A cancelled event by Whitney continues to haunt it as artists write an open letter, seeking reforms at the museum.
Whitney Museum had planned for an art exhibition along the themes of covid-19 and Black Lives matter just after its reopening. It had acquired works of 80 artists for the same. However, it soon met with harsh criticisms from artists, especially those of colour, regarding how the exhibition was conceived. Eventually, the museum cancelled the event last month.
The criticism levied by artists included the lack of consent from the original artists before buying their works. However, the most serious complaint was regarding how the museum bought the works from discount sales that were originally intended to help racial justice charities. Most artists believed that the museum was really unfair in the way it bought their works – especially in times when many artists are struggling financially. There were also calls to compensate the artists fairly.

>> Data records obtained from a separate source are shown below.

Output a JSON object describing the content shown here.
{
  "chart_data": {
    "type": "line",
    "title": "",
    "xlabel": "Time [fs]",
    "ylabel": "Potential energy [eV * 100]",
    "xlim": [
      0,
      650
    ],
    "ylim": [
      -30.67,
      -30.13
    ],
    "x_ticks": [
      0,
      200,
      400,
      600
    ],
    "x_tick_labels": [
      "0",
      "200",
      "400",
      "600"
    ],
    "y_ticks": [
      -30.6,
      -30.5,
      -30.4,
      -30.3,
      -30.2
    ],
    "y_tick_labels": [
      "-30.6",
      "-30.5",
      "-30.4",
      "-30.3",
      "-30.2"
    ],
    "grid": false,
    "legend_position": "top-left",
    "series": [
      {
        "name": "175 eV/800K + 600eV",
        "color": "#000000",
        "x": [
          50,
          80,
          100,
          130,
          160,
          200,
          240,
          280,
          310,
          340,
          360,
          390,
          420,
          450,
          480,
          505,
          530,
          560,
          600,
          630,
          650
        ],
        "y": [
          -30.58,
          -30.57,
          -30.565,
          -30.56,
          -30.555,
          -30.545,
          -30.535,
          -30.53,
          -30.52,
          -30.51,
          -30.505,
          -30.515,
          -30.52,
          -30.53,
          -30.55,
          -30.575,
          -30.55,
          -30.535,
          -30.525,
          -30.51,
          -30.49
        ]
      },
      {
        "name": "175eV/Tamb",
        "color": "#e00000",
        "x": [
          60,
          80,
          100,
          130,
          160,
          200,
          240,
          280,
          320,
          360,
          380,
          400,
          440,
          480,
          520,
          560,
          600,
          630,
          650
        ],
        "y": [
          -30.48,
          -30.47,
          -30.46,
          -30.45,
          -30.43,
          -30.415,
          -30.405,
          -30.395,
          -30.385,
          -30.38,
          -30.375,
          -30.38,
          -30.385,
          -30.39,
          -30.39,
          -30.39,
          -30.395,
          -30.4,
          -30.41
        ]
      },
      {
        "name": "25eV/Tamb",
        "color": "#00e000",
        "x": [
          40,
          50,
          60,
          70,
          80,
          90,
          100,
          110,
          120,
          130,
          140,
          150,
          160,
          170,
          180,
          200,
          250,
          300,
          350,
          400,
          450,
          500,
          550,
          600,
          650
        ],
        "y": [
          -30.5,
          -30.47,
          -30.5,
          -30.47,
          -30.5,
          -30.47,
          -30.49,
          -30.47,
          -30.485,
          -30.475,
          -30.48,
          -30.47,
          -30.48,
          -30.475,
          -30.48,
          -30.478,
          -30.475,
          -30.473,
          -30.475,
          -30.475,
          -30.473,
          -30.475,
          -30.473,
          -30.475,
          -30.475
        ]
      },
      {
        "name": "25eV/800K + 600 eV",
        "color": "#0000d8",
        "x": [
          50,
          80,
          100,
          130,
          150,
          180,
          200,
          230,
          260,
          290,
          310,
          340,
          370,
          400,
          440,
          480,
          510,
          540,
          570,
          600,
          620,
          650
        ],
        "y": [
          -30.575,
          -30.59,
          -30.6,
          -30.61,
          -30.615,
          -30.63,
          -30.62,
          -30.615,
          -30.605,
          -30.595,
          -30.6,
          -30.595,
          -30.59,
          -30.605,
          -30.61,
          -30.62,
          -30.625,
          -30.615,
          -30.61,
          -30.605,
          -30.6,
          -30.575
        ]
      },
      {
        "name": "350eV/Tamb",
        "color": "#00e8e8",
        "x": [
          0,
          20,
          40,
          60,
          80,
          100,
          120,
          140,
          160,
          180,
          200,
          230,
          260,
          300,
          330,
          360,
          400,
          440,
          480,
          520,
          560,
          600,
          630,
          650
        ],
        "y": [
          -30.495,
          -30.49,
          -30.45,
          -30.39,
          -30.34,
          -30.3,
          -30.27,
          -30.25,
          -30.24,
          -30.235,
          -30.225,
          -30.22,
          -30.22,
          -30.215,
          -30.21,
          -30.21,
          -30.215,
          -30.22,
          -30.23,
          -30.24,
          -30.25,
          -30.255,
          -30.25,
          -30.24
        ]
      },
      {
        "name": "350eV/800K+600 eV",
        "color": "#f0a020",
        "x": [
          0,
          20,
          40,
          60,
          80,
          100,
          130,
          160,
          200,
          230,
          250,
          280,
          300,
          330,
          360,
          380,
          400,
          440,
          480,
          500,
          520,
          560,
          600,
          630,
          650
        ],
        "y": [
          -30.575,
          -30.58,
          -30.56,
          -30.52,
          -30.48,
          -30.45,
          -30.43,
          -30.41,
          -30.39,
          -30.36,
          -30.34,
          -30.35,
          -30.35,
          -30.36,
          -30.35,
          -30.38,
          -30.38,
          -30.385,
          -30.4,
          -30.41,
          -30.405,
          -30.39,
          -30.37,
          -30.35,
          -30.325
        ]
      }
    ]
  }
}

However, Whitney Museum might not escape accountability by simply cancelling the event. On Tuesday, almost 50 artists wrote an open letter addressed to the museum. These artists were part of the 80 artists who works were originally acquired by Whitney. The open letter urged, first and foremost, for the museum to commit to a ‘year of action’. During it, the artists expect the museum to make some meaningful changes like changes to guidelines regarding ethical acquiring of art. The letter also talked about the museum’s role in a politically charged environment.
Meanwhile, the curators at Whitney have also apparently been doing their bit to heal the divide and pacify the artists. The curators claimed that over the past three weeks, they have been meeting with the aggrieved artists, listening and acknowledging their concerns.